Expect a short recovery to begin sometime in early to mid 2010, and live briefly before the US will slip into a broader deeper and longer “depression”.
So far this “depression” has followed the trend established from 1929 to 1932. America will emerge briefly from this depression as it did then, and fall into a deeper and longer lasting one.
Real Estate values will fall further, more homes will be foreclosed, and more banks will fail! The FED will pump more money into the banks to save them, which will acerbate an already unfathomable problem.
With increased job losses, a bleaker stock and real estate market, and surging inflation, the dollar will be replaced as a reserve currency, and inflation will drive up the markets of Brazil, China and India at 3 to 5 times that of America.
The price of goods and services here will rise with the inflation the FED has and will further create.
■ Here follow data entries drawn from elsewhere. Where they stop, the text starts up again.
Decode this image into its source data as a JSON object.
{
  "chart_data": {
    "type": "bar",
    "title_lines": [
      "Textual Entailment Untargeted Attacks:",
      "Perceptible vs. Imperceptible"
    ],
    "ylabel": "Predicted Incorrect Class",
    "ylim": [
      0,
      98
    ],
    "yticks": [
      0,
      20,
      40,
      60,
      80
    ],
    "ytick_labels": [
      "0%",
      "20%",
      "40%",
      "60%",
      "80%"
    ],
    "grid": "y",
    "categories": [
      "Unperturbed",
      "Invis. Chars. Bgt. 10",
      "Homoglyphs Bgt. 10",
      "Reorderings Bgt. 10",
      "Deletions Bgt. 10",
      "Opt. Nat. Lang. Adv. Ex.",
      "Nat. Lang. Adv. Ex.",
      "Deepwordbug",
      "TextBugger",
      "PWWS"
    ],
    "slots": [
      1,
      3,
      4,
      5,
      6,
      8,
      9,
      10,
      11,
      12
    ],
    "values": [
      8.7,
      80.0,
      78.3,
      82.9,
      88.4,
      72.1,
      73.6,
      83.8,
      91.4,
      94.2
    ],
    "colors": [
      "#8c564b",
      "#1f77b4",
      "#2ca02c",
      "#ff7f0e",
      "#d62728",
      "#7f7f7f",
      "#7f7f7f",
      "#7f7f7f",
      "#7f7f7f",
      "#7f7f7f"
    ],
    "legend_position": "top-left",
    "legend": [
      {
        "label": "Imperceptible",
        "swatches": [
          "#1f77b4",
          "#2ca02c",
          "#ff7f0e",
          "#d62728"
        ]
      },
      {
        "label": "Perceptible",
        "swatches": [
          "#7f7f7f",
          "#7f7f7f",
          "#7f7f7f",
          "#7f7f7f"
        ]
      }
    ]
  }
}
Additional increases in utility costs will break many consumer households and create more real estate defaults, oil prices, will be between 70 and 110 dollars a barrel and may go much higher.
Reduced taxes will cause states to increase the valuations of property even as it sinks to new lows in value. Consumers tired of fighting to save their homes will simply walk away. American consumers are likely to revolt and challenge government over its fallings and never ending support for the banks.
Angry over their plight and the enlargement of tent cities, and the legions of new homeless, consumers will see through the façade of Washington, its control from Wall Street, and revolution will be common talk in private circles.
The printing presses controlled by the FED have already set the dollars collapse in motion. It will continue to expand the money supply in an increased effort to save the banking system. The EURO and YEN and every foreign currency has already moved up in value against the Dollar causing its devaluation while the costs of all foreign goods are rising.
Expect to see panic selling in dollars and dollar assets as investors move away from buying anything that has anything to do with America. Sovereign Wealth Funds, now considering US assets risky, and which currently comprise approximately 3 trillion dollars have already begun to move away from the Dollar and dollar assets Mergers are set to rise, and outsourcing of American jobs will continue.
Central Banks have been purchasing and will continue to purchase Gold for reserves against inflation.